Не поворачиваясь, нащупал пальцами выключатель слева от двери за спиной. Комната наполнилась жужжанием, скрипом разбитых подшипников и потоками воздуха.
Какие-то зубочистки, грязные салфетки и прочая мелочь, призванная подчеркнуть заботу о постояльцах, разлетелись по полу.
В проеме окна, словно молния, вспыхнула прощальный бликом паутинка и вместе с хозяином улетела на улицу.
Ровной полосой солнечный свет, проникший через окно, делил комнату на две части. Пока сумрак побеждал, занимая две трети помещения. Но дневной свет уверенно полз к столу, за которым я устроился напротив Дена.
– Будешь? – поинтересовался мужчина, разглядывая улыбающуюся с этикетки початой бутылки текилы смуглую девушку с маракасами.
– Нет. Спасибо, – огрызнулся я, – после того, как прошлый раз согласился с тобой выпить, я оказался тут. Прошу заметить, что говоря тут, имею в виду лишь этот вонючий номер. Я даже не знаю, в какой мы стране.
В комнате повисла звенящая тишина. Хотя, наверно, это звенели доживающие свой век подшипники вентилятора.
– Франция, если это так важно для тебя. Повторяю, ты не ви… – начал Ден в тот момент, когда я взорвался и заорал, забыв об осторожности.
– Не виноват?! Я так и скажу копам?! Эти люди в баре, они мертвы, кретин! И насколько я могу вспомнить, ты только ехидно шептал мне на ухо, как болезненнее и оскорбительнее подколоть и разозлить их! Ах да, еще и ни одной кружки ты не разбил об их головы!
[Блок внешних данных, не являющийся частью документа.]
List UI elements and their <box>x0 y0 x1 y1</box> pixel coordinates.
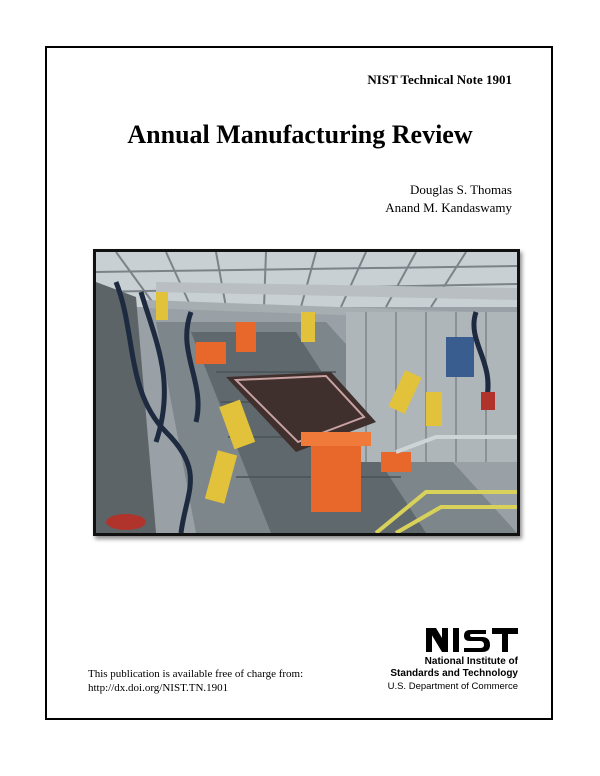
document-title: Annual Manufacturing Review <box>127 120 473 149</box>
cover-photo <box>93 249 520 536</box>
nist-logo <box>346 626 518 692</box>
report-number: NIST Technical Note 1901 <box>367 72 512 87</box>
logo-line: Standards and Technology <box>390 668 518 679</box>
logo-line: National Institute of <box>424 656 518 667</box>
doi-link[interactable]: http://dx.doi.org/NIST.TN.1901 <box>88 682 229 694</box>
availability-statement <box>88 667 303 695</box>
nist-wordmark-icon <box>426 626 518 654</box>
author-name: Douglas S. Thomas <box>410 182 512 197</box>
availability-text: This publication is available free of charge from: <box>88 668 304 680</box>
author-name: Anand M. Kandaswamy <box>385 200 512 215</box>
author-list <box>385 181 512 217</box>
logo-line: U.S. Department of Commerce <box>387 681 518 692</box>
Ты, как провидец, подталкивал меня к нужным предметам в подходящее время.
Ден осмотрел разноцветные стаканы из толстого пластика, протер манжетом приглянувшийся зелёный и наполнил до краев текилой.
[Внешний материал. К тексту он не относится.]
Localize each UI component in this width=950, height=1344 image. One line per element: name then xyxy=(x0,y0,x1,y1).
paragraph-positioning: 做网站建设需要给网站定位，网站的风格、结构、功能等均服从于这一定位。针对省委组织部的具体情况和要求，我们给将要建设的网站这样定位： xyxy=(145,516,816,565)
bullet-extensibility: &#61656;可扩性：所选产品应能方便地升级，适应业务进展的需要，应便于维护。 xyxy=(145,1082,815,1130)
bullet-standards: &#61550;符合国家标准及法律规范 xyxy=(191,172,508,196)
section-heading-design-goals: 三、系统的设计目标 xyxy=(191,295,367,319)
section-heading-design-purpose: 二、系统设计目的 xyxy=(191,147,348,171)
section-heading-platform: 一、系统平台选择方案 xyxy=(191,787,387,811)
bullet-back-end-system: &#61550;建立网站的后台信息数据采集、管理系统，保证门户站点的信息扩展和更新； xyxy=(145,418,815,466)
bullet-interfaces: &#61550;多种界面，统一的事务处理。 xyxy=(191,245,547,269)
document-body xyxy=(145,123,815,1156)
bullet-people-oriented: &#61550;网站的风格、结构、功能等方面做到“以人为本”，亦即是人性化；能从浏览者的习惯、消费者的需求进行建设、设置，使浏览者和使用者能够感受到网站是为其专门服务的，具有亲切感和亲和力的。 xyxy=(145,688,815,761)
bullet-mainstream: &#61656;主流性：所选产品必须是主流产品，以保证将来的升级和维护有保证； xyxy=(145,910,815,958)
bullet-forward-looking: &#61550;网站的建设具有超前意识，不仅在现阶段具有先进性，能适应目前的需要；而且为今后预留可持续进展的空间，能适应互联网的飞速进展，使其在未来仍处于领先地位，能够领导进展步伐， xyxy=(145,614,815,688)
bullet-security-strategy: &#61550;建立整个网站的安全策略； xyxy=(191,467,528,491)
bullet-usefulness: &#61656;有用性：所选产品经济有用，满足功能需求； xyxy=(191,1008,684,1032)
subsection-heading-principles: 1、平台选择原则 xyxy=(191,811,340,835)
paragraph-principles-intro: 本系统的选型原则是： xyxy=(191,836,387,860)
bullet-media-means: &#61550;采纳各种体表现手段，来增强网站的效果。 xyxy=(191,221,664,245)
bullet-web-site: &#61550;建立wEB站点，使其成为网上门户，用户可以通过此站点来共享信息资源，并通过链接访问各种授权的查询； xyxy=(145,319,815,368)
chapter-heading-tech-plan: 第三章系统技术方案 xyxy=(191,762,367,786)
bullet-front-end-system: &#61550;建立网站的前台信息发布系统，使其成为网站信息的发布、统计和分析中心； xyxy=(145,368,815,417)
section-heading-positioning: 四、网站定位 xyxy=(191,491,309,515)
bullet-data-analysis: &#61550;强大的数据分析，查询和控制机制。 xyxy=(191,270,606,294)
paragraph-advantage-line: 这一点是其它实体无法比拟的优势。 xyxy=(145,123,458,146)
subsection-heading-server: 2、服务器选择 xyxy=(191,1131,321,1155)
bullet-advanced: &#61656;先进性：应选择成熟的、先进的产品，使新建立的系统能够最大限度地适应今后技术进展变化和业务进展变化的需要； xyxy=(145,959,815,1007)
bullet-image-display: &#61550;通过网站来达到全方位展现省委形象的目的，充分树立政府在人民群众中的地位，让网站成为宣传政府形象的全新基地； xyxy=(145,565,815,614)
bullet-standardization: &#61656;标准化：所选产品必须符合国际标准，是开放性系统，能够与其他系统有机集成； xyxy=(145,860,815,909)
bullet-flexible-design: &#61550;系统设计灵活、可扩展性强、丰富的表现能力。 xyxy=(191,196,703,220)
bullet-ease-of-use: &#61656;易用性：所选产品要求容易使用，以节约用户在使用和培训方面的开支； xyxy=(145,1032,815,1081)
– Ты вообще меня слушаешь?! – взревел я, вскочив со стула, словно загнанный зверь, смахивая со стола только что налитый стакан.
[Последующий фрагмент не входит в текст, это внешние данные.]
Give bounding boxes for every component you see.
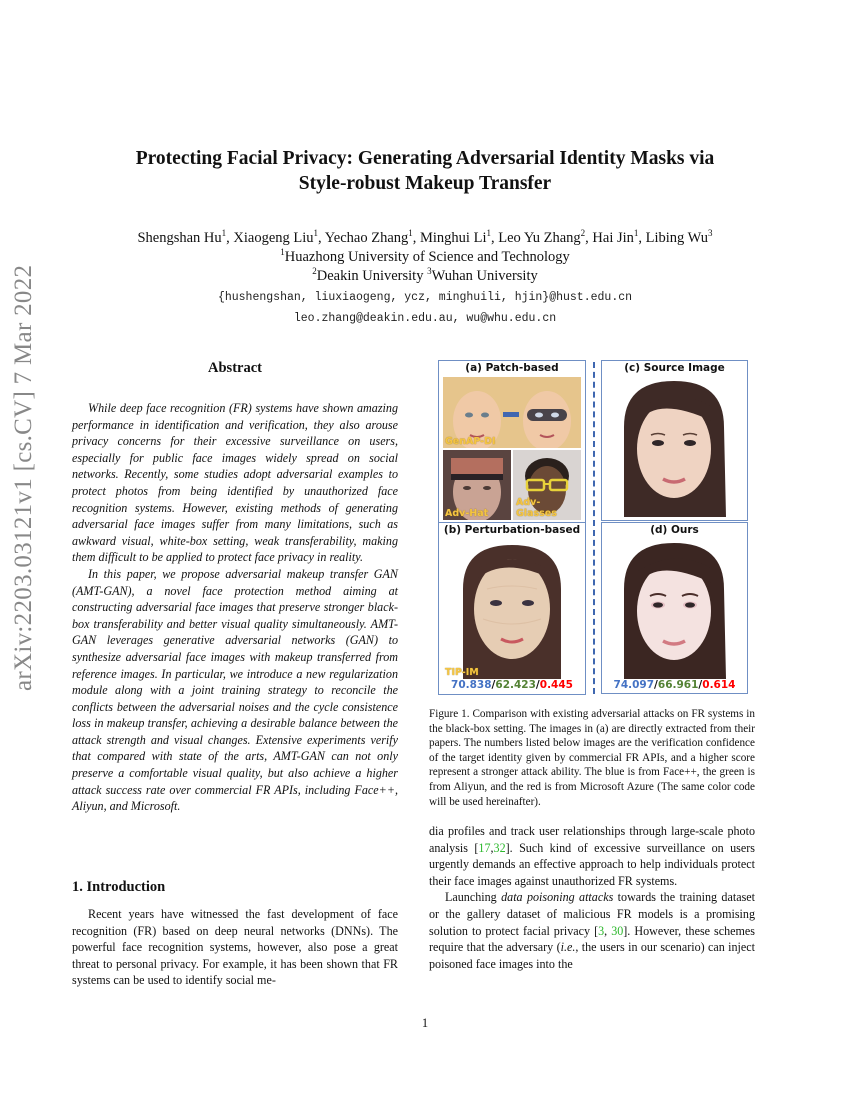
intro-continuation-paragraph <box>429 823 755 889</box>
score-separator: / <box>698 679 703 691</box>
azure-score: 0.614 <box>702 679 736 691</box>
data-poisoning-paragraph <box>429 889 755 972</box>
panel-b-perturbation-based <box>438 522 586 695</box>
author-name: Shengshan Hu <box>137 230 222 246</box>
panel-b-scores <box>439 679 585 691</box>
panel-b-label: (b) Perturbation-based <box>443 524 581 536</box>
perturbed-face-illustration <box>443 539 581 679</box>
tip-im-image <box>443 539 581 679</box>
email-line-2: leo.zhang@deakin.edu.au, wu@whu.edu.cn <box>293 312 557 325</box>
author-affiliation-mark: 3 <box>708 228 713 238</box>
panel-d-scores <box>602 679 747 691</box>
aliyun-score: 62.423 <box>495 679 536 691</box>
right-column-body <box>429 823 755 972</box>
citation-link[interactable]: 17 <box>478 840 491 855</box>
text-run: , the users in our scenario) can inject poisoned face images into the <box>429 940 756 971</box>
emphasis-text: data poisoning attacks <box>501 890 614 905</box>
score-separator: / <box>535 679 540 691</box>
genap-di-tag: GenAP-DI <box>445 436 496 447</box>
emphasis-text: i.e. <box>560 940 576 955</box>
paper-title <box>0 146 850 196</box>
text-run: towards the training dataset or the gallery dataset of malicious FR models is a promising solution to protect facial privacy [ <box>429 890 756 938</box>
genap-di-image <box>443 377 581 448</box>
affiliation-mark: 1 <box>280 247 285 257</box>
email-block <box>0 287 850 329</box>
author-affiliation-mark: 1 <box>633 228 639 238</box>
affiliation-name: Wuhan University <box>431 268 538 284</box>
affiliation-mark: 2 <box>312 266 317 276</box>
citation-link[interactable]: 32 <box>493 840 506 855</box>
citation-link[interactable]: 30 <box>611 923 624 938</box>
affiliation-name: Huazhong University of Science and Technology <box>284 249 570 265</box>
adv-glasses-tag: Adv-Glasses <box>516 497 557 519</box>
tip-im-tag: TIP-IM <box>445 667 479 678</box>
adv-hat-image <box>443 450 511 520</box>
faceplusplus-score: 74.097 <box>613 679 655 691</box>
panel-a-patch-based <box>438 360 586 523</box>
author-name: Leo Yu Zhang <box>498 230 581 246</box>
arxiv-stamp <box>4 264 48 691</box>
faceplusplus-score: 70.838 <box>451 679 492 691</box>
abstract-heading: Abstract <box>208 360 262 376</box>
title-line-2: Style-robust Makeup Transfer <box>298 173 552 194</box>
abstract-paragraph-2: In this paper, we propose adversarial makeup transfer GAN (AMT-GAN), a novel face protection method aiming at constructing adversarial face images that preserve stronger black-box transferability and better visual quality simultaneously. AMT-GAN leverages generative adversarial networks (GAN) to synthesize adversarial face images with makeup transferred from reference images. In particular, we introduce a new regularization module along with a joint training strategy to reconcile the conflicts between the adversarial noises and the cycle consistence loss in makeup transfer, achieving a desirable balance between the attack strength and visual changes. Extensive experiments verify that compared with state of the arts, AMT-GAN can not only preserve a comfortable visual quality, but also achieve a higher attack success rate over commercial FR APIs, including Face++, Aliyun, and Microsoft. <box>72 566 398 814</box>
panel-a-label: (a) Patch-based <box>465 362 559 374</box>
aliyun-score: 66.961 <box>657 679 699 691</box>
adv-glasses-image <box>513 450 581 520</box>
affiliation-line-2 <box>0 267 850 286</box>
title-line-1: Protecting Facial Privacy: Generating Adversarial Identity Masks via <box>135 148 715 169</box>
author-affiliation-mark: 2 <box>580 228 586 238</box>
introduction-heading: 1. Introduction <box>72 879 166 895</box>
affiliation-name: Deakin University <box>316 268 424 284</box>
makeup-face-illustration <box>606 539 743 679</box>
figure-1 <box>438 360 750 696</box>
author-name: Minghui Li <box>420 230 487 246</box>
author-affiliation-mark: 1 <box>486 228 491 238</box>
source-face-image <box>606 377 743 517</box>
source-face-illustration <box>606 377 743 517</box>
author-block <box>0 229 850 286</box>
introduction-paragraph-1: Recent years have witnessed the fast development of face recognition (FR) based on deep neural networks (DNNs). The powerful face recognition systems, however, also pose a great threat to personal privacy. For example, it has been shown that FR systems can be used to identify social me- <box>72 907 398 988</box>
author-list: Shengshan Hu$^1$, Xiaogeng Liu$^1$, Yechao Zhang$^1$, Minghui Li$^1$, Leo Yu Zhang$^2$, Hai Jin$^1$, Libing Wu$^3$ <box>137 228 713 246</box>
text-run: ]. However, these schemes require that the adversary ( <box>429 923 756 955</box>
text-run: dia profiles and track user relationships through large-scale photo analysis [ <box>429 824 755 855</box>
author-name: Yechao Zhang <box>324 230 409 246</box>
panel-c-label: (c) Source Image <box>624 362 725 374</box>
page-number: 1 <box>421 1016 429 1030</box>
panel-d-ours <box>601 522 748 694</box>
affiliation-line-1 <box>0 248 850 267</box>
introduction-body <box>72 906 398 989</box>
author-name: Hai Jin <box>592 230 634 246</box>
author-affiliation-mark: 1 <box>408 228 413 238</box>
dashed-divider <box>593 362 595 694</box>
ours-face-image <box>606 539 743 679</box>
text-run: , <box>490 840 494 855</box>
panel-c-source-image <box>601 360 748 521</box>
figure-1-caption: Figure 1. Comparison with existing adversarial attacks on FR systems in the black-box setting. The images in (a) are directly extracted from their papers. The numbers listed below images are the verification confidence of the target identity given by commercial FR APIs, and a higher score represent a stronger attack ability. The blue is from Face++, the green is from Aliyun, and the red is from Microsoft Azure (The same color code will be used hereinafter). <box>429 708 755 808</box>
panel-d-label: (d) Ours <box>650 524 699 536</box>
score-separator: / <box>491 679 496 691</box>
abstract-paragraph-1: While deep face recognition (FR) systems have shown amazing performance in identification and verification, they also arouse privacy concerns for their excessive surveillance on users, especially for public face images widely spread on social networks. Recently, some studies adopt adversarial examples to protect photos from being identified by unauthorized face recognition systems. However, existing methods of generating adversarial face images suffer from many limitations, such as awkward visual, white-box setting, weak transferability, making them difficult to be applied to protect face privacy in reality. <box>72 401 398 565</box>
author-affiliation-mark: 1 <box>313 228 319 238</box>
arxiv-id-text: arXiv:2203.03121v1 [cs.CV] 7 Mar 2022 <box>10 264 37 691</box>
author-name: Libing Wu <box>645 230 709 246</box>
affiliation-mark: 3 <box>427 266 432 276</box>
citation-link[interactable]: 3 <box>598 923 605 938</box>
score-separator: / <box>654 679 658 691</box>
adv-hat-tag: Adv-Hat <box>445 508 489 519</box>
text-run: , <box>604 923 612 938</box>
author-name: Xiaogeng Liu <box>233 230 314 246</box>
abstract-body <box>72 400 398 815</box>
email-line-1: {hushengshan, liuxiaogeng, ycz, minghuili, hjin}@hust.edu.cn <box>217 291 633 304</box>
author-affiliation-mark: 1 <box>221 228 227 238</box>
text-run: Launching <box>445 890 502 905</box>
text-run: ]. Such kind of excessive surveillance on users urgently demands an effective approach to help individuals protect their face images against unauthorized FR systems. <box>429 840 755 888</box>
azure-score: 0.445 <box>539 679 573 691</box>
Ден вытер попавшие на лицо капли напитка и потянулся.
Складывалось впечатление, что ему было совершенно безразлично произошедшее ночью.
Я засунул ладони в кучерявую копну спутанных черных волос и принялся массировать голову.
Какой-то блик поймал боковым зрением и, повернувшись, уткнулся взглядом в большую картину. Дешевая пластиковая рама, крашенная серебристый краской, поблескивала. Солнечный свет тем временем уже заполнил половину комнаты. Вой сирен звучал ближе, а ругань за окном переросла в нескончаемые крики и вопли на непонятных языках.
"Девятый вал", почему-то репродукция именно этой картины закрывала пятна на обоях дешевого номера безымянного отеля.
– Я не шестеренка, – обреченно повторил я, спрятав лицо в ладонях.
– Хорошо, ты можешь быть каплей, от которой пошли круги, – Ден перевел взгляд на картину, – это не меняет череды событий.
В дверь постучали и с другой стороны послышалась громкая гневная тирада. Руки похолодели, ноги сделались ватными. Хотелось крикнуть "никого нет", но, во-первых, я не знал французского, а во-вторых, язык прирос к пересохшему небу.
Стук сменился сильными ударами, скорее даже, пинками и, как я понимал, сопровождалось все это угрозами.
Ден встал из-за стола и, подойдя к двери, заговорил, как мне кажется, на безупречном французском. Со всеми этим "ле" и "жё".
Стук прекратился. За дверью послышался глубокий вздох, будто кто-то пытался набрать воздуха в грудь, а потом спешные удаляющиеся шаги. Барабанивший в дверь мужчина убегал сломя голову.